Enquête sur l’essor des achats chinois en Bourgogne. Mécanismes, prix des vignes, cadre légal, enjeux climatiques et risques de spéculation pour les AOC.

En résumé

Les acquisitions de vignes en Bourgogne par des capitaux asiatiques, en particulier chinois, se multiplient dans le haut de gamme. Des transactions emblématiques à Gevrey-Chambertin et dans la Côte de Nuits confirment l’appétit d’investisseurs privés et de consortiums pour des parcelles très rares, parfois au-delà de 10 millions d’euros l’hectare. La hausse des températures rend les terroirs historiques plus réguliers, ce qui accroît l’attrait patrimonial des crus les plus recherchés. Le cadre français encadre ces opérations via la SAFER et la loi Sempastous, mais la pression financière reste forte sur les transmissions familiales. Pendant que la demande mondiale se réorganise et que la Chine redevient importatrice active, la filière craint une spéculation déconnectée de l’économie des domaines. Les professionnels appellent à des garde-fous supplémentaires pour préserver l’identité des appellations et l’ancrage local des grands crus.

Le contexte des acquisitions

Les achats de vignes en Bourgogne par des capitaux étrangers ne datent pas d’hier, mais l’intérêt de grandes fortunes asiatiques s’est intensifié. En 2012, l’achat du château de Gevrey-Chambertin, avec environ 2,3 hectares de vignes, par un investisseur de Macao a marqué les esprits. Plus récemment, un consortium lié à des entrepreneurs technologiques basés en Asie a pris des participations dans des parcelles de la Côte d’Or, avec mention publique de Gevrey-Chambertin. Les montants ne sont pas toujours divulgués, mais les fourchettes observées en Côte-d’Or confirment une tension extrême : près d’un million d’euros par hectare en moyenne pour le département, et plusieurs millions d’euros par hectare pour les climats les plus recherchés. Dans les grands crus, certaines cessions dépassent allègrement 5 millions d’euros l’hectare, avec des pointes encore supérieures pour les micro-surfaces.

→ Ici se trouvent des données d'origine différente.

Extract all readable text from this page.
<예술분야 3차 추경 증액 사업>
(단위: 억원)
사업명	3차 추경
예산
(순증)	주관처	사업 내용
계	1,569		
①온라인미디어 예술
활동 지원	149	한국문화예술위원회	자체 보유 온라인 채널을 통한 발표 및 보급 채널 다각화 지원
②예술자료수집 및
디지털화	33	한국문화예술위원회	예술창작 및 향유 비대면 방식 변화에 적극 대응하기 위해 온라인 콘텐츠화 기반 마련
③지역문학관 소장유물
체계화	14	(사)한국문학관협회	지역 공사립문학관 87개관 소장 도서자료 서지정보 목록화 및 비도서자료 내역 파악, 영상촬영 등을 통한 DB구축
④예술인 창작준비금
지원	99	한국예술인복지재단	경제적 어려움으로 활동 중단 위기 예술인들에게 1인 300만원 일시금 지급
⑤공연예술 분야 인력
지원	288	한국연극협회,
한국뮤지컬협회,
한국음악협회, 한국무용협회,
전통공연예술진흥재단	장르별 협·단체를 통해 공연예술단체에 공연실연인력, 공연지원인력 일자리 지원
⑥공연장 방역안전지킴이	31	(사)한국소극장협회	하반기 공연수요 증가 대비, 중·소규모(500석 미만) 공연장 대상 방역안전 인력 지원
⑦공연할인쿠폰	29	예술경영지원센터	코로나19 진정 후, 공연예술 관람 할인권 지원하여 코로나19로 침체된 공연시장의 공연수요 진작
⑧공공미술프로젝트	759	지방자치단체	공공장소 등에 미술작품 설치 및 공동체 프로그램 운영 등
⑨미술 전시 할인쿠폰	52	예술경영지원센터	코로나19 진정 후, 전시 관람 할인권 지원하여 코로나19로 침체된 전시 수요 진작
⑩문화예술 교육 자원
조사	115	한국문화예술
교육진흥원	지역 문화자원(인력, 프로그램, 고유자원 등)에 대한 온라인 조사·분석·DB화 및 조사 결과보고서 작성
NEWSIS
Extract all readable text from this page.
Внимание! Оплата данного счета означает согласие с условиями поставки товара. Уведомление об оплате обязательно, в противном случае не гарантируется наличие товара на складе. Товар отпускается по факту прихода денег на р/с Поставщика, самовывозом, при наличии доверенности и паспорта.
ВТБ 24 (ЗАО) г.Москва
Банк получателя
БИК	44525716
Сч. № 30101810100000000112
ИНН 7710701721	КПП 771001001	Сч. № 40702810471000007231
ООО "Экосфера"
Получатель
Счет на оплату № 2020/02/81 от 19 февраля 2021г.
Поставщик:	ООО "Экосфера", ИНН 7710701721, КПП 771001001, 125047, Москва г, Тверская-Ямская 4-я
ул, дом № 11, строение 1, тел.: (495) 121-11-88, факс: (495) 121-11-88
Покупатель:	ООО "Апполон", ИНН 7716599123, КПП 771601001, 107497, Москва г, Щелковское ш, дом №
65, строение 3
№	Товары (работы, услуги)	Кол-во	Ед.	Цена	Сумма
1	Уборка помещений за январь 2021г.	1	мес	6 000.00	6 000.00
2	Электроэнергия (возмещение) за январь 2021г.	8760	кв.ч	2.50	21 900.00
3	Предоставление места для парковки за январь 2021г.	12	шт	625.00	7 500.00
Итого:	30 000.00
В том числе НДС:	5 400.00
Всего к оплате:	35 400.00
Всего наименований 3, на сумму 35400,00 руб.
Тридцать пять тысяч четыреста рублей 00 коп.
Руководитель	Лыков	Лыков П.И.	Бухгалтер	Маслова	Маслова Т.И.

Ce mouvement s’inscrit dans une géographie très étroite. La rareté structurelle des surfaces classées, la fragmentation historique des propriétés et la réputation internationale des appellations nourrissent l’idée d’un actif patrimonial. Les investisseurs ciblent des noms à forte liquidité sur le marché secondaire, capables de soutenir des valorisations élevées sur le long terme. C’est particulièrement vrai au cœur de la Côte de Nuits, où la profondeur de marché des étiquettes et la notoriété mondiale réduisent le risque de sortie.

La mécanique financière et foncière

L’essentiel des opérations passe par des parts de sociétés (SCI, SCEA, domaines constitués) plutôt que par l’achat direct de foncier en nom propre. Ce schéma facilite l’ingénierie de la transaction, la continuité d’exploitation et parfois la discrétion. Des investisseurs entrent au capital avec des pactes d’associés qui sécurisent l’accès au raisin ou au vin fini, tout en laissant la conduite technique à l’équipe en place. Le recours à des structures de portage ou à des baux à long terme protège l’exploitation, mais ne règle pas la question du renchérissement des terres.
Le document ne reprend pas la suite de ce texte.